O sobrenatural em Volta Redonda
Tinha tudo para ser uma tarde normal em Volta Redonda. Isadora durante a semana, quando soube que o jogo ia ser no Raulino de Oliveira havia me pedido que fôssemos. Não hesitei, confirmei nossa presença. Falei com Nasta que também topou. Partimos rumo a Volta Redonda, tudo normal nada real.
Chegamos cedo como de hábito. Sempre normalmente com antecedência, não gosto de chegar em cima da hora. Compramos os ingressos, diga-se de passagem, caros, R$120,00 para nós quatro e fomos para arquibancada. Quando comecei a ver aquela bela torcida chegar ao estádio já me lembrei do “profeta tricolor” Nélson Rodrigues: − Amigos, de vez em quando, digo que a torcida tricolor pode não ser a maior, mas é a melhor. Os idiotas da objetividade rosnam: - “Literatura! Literatura!”. Respondo que se o fosse, não seria defeito. (“O Profeta Tricolor”, Rio de Janeiro: Companhia das Letras, 2002, p. 79).
É por aí, gente bonita para todos os lados, famílias inteiras chegavam ao Raulino de Oliveira, avós, pais, filhos e filhas para ver o time que tem a “vocação da eternidade”, outra expressão rodriguiana. Todavia, o inesperado estava para acontecer. O time entrou mal escalado pelo Abel, e com Souza em campo foi um desastre no primeiro tempo. Nada deu certo, tomamos um gol logo no início e jogamos pateticamente. Reclamamos, xingamos, pedimos a troca de jogadores, enfim, protestamos com a veemência necessária nestas ocasiões.
Começou o segundo tempo e o Abel (meio que perdido até hoje no comando do flu), trocou o Souza pelo Martinuccio e o Cyro pelo Rafael Sóbis.
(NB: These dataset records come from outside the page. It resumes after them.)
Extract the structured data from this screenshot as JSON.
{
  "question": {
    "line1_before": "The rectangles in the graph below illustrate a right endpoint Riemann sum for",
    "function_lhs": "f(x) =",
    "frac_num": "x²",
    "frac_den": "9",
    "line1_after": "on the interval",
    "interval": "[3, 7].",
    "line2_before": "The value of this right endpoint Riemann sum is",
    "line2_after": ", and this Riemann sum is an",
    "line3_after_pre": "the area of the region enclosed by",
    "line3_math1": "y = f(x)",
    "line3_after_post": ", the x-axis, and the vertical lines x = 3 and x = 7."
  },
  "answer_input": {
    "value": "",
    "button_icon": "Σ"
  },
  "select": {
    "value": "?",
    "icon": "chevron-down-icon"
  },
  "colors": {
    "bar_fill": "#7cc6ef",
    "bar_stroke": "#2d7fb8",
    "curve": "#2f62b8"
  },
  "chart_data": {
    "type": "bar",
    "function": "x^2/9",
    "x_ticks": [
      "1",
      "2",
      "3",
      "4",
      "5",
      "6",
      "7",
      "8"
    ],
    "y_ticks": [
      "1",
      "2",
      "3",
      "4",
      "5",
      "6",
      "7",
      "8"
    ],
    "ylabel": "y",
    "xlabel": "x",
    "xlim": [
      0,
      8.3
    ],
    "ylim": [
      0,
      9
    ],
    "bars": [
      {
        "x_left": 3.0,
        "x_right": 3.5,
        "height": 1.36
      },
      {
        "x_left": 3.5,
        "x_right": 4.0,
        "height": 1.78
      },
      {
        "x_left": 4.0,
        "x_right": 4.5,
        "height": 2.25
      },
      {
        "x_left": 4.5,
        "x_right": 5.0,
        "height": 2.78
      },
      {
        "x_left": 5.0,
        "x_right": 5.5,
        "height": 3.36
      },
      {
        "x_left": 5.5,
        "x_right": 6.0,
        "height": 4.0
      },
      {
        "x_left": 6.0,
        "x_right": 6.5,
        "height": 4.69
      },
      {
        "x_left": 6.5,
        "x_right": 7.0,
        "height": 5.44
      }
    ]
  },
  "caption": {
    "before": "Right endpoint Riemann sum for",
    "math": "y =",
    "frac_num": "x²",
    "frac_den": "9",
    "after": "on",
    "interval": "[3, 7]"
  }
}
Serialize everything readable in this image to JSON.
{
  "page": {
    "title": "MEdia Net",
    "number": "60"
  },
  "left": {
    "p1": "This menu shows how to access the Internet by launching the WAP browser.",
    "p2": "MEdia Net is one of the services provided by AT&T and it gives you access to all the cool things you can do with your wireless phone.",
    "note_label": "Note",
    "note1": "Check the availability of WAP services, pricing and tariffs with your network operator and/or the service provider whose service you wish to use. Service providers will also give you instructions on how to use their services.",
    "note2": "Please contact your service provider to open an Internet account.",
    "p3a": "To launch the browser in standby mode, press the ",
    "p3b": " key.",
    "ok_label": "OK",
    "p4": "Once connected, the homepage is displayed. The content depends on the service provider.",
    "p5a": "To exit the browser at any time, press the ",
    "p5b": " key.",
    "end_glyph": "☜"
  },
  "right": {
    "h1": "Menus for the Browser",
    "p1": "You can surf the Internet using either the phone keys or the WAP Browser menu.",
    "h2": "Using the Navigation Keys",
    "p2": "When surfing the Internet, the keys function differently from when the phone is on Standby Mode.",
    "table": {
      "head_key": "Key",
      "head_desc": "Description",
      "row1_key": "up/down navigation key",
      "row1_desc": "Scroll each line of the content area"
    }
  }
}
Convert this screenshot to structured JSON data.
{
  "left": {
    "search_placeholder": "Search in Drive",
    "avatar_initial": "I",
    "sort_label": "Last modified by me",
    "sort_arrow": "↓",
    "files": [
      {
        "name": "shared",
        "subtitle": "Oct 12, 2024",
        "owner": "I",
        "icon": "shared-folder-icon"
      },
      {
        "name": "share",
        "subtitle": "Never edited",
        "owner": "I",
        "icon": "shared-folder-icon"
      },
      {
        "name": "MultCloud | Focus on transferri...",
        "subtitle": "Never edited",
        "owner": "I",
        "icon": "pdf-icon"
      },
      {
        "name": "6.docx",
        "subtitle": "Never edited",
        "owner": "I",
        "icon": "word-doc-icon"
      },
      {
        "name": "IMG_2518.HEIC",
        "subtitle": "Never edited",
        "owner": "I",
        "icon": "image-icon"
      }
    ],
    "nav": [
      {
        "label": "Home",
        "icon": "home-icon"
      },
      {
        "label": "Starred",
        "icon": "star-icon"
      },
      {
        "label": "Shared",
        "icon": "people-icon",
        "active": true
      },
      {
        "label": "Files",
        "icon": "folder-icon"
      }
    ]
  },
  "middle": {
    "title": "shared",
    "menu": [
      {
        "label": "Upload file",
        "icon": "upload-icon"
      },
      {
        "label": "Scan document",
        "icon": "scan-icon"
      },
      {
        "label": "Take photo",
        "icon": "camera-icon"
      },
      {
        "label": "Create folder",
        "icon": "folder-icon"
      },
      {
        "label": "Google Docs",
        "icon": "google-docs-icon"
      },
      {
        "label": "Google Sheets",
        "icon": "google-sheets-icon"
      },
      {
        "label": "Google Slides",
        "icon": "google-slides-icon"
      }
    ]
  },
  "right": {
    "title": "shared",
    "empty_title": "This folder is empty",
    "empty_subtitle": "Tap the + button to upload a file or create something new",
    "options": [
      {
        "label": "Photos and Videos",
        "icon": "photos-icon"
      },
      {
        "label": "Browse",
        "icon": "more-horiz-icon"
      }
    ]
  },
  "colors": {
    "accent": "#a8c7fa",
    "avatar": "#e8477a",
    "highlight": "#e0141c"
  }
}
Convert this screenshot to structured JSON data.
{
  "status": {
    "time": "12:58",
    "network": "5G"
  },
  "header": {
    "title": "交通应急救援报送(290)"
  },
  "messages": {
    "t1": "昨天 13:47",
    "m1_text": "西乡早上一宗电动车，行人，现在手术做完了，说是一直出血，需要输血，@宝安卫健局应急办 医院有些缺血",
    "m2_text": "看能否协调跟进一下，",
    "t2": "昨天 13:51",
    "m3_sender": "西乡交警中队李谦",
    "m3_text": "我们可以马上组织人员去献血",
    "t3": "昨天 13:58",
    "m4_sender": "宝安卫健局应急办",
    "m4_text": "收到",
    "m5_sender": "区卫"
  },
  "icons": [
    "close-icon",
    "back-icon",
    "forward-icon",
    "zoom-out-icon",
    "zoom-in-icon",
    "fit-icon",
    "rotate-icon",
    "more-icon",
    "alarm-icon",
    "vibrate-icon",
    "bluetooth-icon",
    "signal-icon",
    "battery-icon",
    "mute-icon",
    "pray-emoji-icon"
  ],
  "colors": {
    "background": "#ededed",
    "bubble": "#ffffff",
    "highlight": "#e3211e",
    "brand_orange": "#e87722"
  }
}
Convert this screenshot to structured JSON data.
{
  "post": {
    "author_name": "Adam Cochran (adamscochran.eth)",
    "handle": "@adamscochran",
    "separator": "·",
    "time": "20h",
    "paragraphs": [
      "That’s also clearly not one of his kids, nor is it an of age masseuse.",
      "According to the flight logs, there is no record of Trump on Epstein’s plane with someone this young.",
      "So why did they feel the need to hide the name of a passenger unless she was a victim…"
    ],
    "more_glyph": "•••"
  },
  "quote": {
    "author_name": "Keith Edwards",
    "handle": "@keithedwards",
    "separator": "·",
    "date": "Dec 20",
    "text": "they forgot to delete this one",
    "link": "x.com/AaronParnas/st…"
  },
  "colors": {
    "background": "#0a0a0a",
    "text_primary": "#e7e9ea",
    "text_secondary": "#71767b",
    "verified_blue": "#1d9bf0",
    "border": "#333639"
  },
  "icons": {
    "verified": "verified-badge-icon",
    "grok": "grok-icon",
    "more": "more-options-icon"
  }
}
O time cresceu um pouco, mas continuava sem criar o suficiente. Para tudo piorar, quando o flu consegue o pênalti numa cabeçada de Gum que bateu nas mãos do zagueiro deles dentro da área, Rafael Moura bate e perde o pênalti. Ficou ruim de vez? Não, engana-se caro leitor, pode piorar. E não é que piorou? O Atlético-GO fez o segundo num pênalti infantil cometido pelo Diogo e convertido pelo goleiro deles.
Aos 38 minutos do segundo tempo surtei na arquibancada e falei com a Nasta: − não aguento mais ver isso, quero embora. Isadora também falou: − concordo, vamos embora sim, chega. Sarah arregalou os olhos. Nasta como de hábito, a mais sábia e ponderada: − vamos não, já que estamos aqui vamos até o fim. Insisti: − vamos embora. Nasta, com a educação de sempre, aquiesceu mesmo discordando. Pedimos licença e descemos a arquibancada, quando chegamos embaixo, próximo as grades, Rafael Sóbis fez o primeiro gol do flu e a galera explodiu no Raulino de Oliveira.
Por um segundo vi o personagem “Gravatinha” (personagem rodriguiano que só baixa do além para ver as vitórias do flu) sentado sobre a trave do goleiro do Atlético, e pensei comigo, será possível? Ainda comemorávamos o gol de Sóbis quando me lembrei desta passagem de Nelson Rodrigues: − Foi preciso que, um dia o “Gravatinha” despontasse, para nós, como uma aurora boreal. Aí começou a nossa maravilhosa ascensão. E essa figura extraterrena, que ninguém tem, e só nós temos, é de uma doçura inenarrável. Quando o torcedor pó-de-arroz chega, e vê o “Gravatinha”, já sabe: é a vitória. Sim, a simples presença do venerando e finado tricolor significa bicho no bolso e o time já pode gastar por conta. (obra citada p. 38).
Enfim, eu vi o “Gravatinha” na trave do goleiro e falei com a Nasta, fiquemos por aqui, algo vai acontecer. Foi necessário apenas mais 5 minutos para o inacreditável ocorrer, o flu empatou e heroicamente virou o jogo, com Rafael Sóbis e Rafael Moura, respectivamente. A torcida enlouqueceu, me vi abraçado e até mesmo engavetado nos braços de quem jamais conheci tudo era vibração, tudo era loucura, estávamos em êxtase, quando recobrei a consciência e retomei o olhar para o campo tive a surpresa mais adorável da já noite em Volta Redonda, “Gravatinha” sorrindo, descia do travessão do goleiro atleticano, e com o seu leve e tradicional sorriso nos lábios, olhava com prazer a festa de sua torcida. De fato, Nélson Rodrigues tem razão: “sou tricolor, sempre fui tricolor. Eu diria que já era fluminense em vidas passadas, antes, muito antes da presente encarnação”.